W przypadku badań i leczenia ambulatoryjnego płatność będzie naliczana na podstawie rzeczywistych kosztów mieszczących się w zakresie ubezpieczenia i wysokości świadczeń z ubezpieczenia zdrowotnego, zgodnie z przepisami, jednak nie więcej niż 0,15-krotność wynagrodzenia zasadniczego, co stanowi kwotę maksymalnie 351 000 VND (wcześniej 270 000 VND).
W przypadku hospitalizacji i badania, zapłata będzie oparta na rzeczywistych kosztach mieszczących się w zakresie ubezpieczenia i wysokości świadczeń z ubezpieczenia zdrowotnego, zgodnie z przepisami, jednak nie więcej niż 0,5-krotność zasadniczego wynagrodzenia w momencie wypisu, co jest równowartością maksymalnie 1 170 000 VND (poprzednio 900 000 VND).
W przypadku badań i leczenia szpitalnego w placówkach na szczeblu prowincji i równoważnych placówkach bez umowy ubezpieczenia zdrowotnego (poza przypadkami nagłymi) płatność będzie oparta na rzeczywistych kosztach mieszczących się w zakresie ubezpieczenia i poziomie świadczeń ubezpieczenia zdrowotnego, zgodnie z przepisami, ale nie przekroczy jednokrotności podstawowego wynagrodzenia w momencie wypisu, co stanowi równowartość maksymalnie 2 340 000 VND (poprzednio 1 800 000 VND).
W przypadku pacjentów, którzy otrzymują stacjonarne badania lekarskie i leczenie w placówkach centralnych i równoważnych bez umowy ubezpieczenia zdrowotnego (poza przypadkami nagłymi), płatność będzie oparta na rzeczywistych kosztach mieszczących się w zakresie ubezpieczenia i poziomie świadczeń ubezpieczenia zdrowotnego, zgodnie z przepisami, jednak nie więcej niż 2,5-krotność podstawowego wynagrodzenia w momencie wypisu, co stanowi równowartość maksymalnie 5 850 000 VND (wcześniej 4 500 000 VND).
Ponadto Ministerstwo Zdrowia zastrzega, że całkowity koszt materiałów medycznych na jednorazowe skorzystanie z usług technicznych nie może przekroczyć 45-krotności wynagrodzenia zasadniczego. W przypadku pacjentów przyjętych do szpitala od 1 lipca kwota ta wynosi nie więcej niż 105,3 mln VND, w porównaniu z 81 mln VND wcześniej.

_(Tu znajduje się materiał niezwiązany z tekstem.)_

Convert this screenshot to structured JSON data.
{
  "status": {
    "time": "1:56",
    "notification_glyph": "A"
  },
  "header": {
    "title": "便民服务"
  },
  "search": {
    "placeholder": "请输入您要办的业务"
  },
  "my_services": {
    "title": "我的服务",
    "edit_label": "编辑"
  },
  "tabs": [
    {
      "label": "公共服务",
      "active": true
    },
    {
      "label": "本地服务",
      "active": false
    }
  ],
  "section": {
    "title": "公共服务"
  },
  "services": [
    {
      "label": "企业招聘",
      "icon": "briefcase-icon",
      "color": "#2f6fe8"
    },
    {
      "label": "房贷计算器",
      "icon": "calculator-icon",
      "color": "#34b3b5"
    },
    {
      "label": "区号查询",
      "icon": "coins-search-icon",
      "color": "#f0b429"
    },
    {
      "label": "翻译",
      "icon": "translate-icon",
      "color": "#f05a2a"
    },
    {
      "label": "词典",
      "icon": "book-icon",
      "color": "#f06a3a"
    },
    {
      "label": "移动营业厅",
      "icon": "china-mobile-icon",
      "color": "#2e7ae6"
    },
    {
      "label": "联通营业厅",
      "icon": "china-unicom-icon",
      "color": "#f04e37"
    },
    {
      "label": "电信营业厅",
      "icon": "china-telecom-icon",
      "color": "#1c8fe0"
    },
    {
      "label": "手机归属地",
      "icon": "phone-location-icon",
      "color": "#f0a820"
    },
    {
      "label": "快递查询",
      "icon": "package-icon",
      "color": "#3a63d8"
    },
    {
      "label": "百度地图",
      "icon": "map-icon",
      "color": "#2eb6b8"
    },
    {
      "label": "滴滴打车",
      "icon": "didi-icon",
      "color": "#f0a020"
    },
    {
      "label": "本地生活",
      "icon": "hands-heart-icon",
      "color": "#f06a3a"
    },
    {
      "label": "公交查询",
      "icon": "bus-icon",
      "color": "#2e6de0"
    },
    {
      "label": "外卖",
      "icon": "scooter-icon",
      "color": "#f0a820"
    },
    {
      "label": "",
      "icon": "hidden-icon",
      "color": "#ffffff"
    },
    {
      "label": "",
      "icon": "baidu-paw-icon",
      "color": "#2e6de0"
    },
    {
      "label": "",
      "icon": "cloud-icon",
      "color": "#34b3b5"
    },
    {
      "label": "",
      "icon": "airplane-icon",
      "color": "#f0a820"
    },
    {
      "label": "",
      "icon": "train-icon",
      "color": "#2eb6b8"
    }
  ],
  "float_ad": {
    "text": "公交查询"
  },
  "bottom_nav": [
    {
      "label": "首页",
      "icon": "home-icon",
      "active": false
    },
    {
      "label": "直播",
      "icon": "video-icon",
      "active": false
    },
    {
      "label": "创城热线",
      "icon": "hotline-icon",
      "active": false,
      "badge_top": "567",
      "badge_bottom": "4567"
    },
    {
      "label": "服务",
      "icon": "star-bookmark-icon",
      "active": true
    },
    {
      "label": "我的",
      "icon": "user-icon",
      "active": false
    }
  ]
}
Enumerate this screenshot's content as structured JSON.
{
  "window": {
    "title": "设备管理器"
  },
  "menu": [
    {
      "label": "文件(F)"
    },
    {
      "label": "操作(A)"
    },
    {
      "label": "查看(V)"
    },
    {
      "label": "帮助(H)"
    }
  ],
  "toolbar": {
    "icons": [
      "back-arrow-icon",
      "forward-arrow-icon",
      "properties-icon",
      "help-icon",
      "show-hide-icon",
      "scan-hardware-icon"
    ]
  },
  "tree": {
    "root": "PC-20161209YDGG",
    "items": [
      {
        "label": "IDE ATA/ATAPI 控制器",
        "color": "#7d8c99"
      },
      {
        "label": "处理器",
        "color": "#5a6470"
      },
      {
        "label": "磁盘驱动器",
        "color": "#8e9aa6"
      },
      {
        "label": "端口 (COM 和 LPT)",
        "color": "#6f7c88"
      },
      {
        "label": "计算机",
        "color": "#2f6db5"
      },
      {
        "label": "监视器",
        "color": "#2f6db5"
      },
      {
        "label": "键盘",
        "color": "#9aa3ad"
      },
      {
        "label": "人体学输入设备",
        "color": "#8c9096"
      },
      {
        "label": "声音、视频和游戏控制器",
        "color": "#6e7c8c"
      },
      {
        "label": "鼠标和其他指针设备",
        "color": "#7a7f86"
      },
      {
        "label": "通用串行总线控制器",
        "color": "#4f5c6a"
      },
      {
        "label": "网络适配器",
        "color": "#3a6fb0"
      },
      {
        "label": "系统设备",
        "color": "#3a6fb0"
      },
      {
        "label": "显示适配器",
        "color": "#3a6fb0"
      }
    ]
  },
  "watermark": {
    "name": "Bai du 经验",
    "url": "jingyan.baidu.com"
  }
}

W przypadku gdy pacjent zostanie przyjęty do szpitala lub rozpocznie leczenie przed 1 lipca, ale zostanie wypisany lub zakończy leczenie 1 lipca lub później, całkowity koszt materiałów medycznych dla pojedynczej usługi technicznej zostanie ustalony na podstawie godziny zakończenia usługi technicznej, a koszt zostanie obliczony na podstawie obu punktów czasowych.
Dokładniej, przed 1 lipca: płatności nie mogą przekroczyć 81 milionów VND, a od 1 lipca: płatności nie mogą przekroczyć 105,3 milionów VND.
Zmianie ulegną nie tylko świadczenia z tytułu ubezpieczenia zdrowotnego, ale zmiana wysokości wynagrodzenia zasadniczego od 1 lipca doprowadzi również do wielu zmian w zasadach ubezpieczenia, m.in. w stawkach składek na ubezpieczenie zdrowotne oraz świadczeniach dla uczestników ubezpieczenia zdrowotnego.
W związku z tym miesięczne stawki składek na ubezpieczenie zdrowotne dla gospodarstw domowych przedstawiają się następująco: pierwsza osoba płaci 4,5% wynagrodzenia zasadniczego; druga, trzecia i czwarta osoba płacą odpowiednio 70%, 60% i 50% składki pierwszej osoby.
Od piątej osoby składka wynosi 40% składki pierwszej. Dla studentów miesięczna składka na ubezpieczenie zdrowotne wynosi 4,5% wynagrodzenia zasadniczego (budżet państwa dofinansowuje 30%, a studenci płacą 70%).
W przypadku studentów miesięczna składka na ubezpieczenie zdrowotne wynosi 4,5% wynagrodzenia zasadniczego (budżet państwa dofinansowuje 30%, a studenci płacą pozostałe 70%).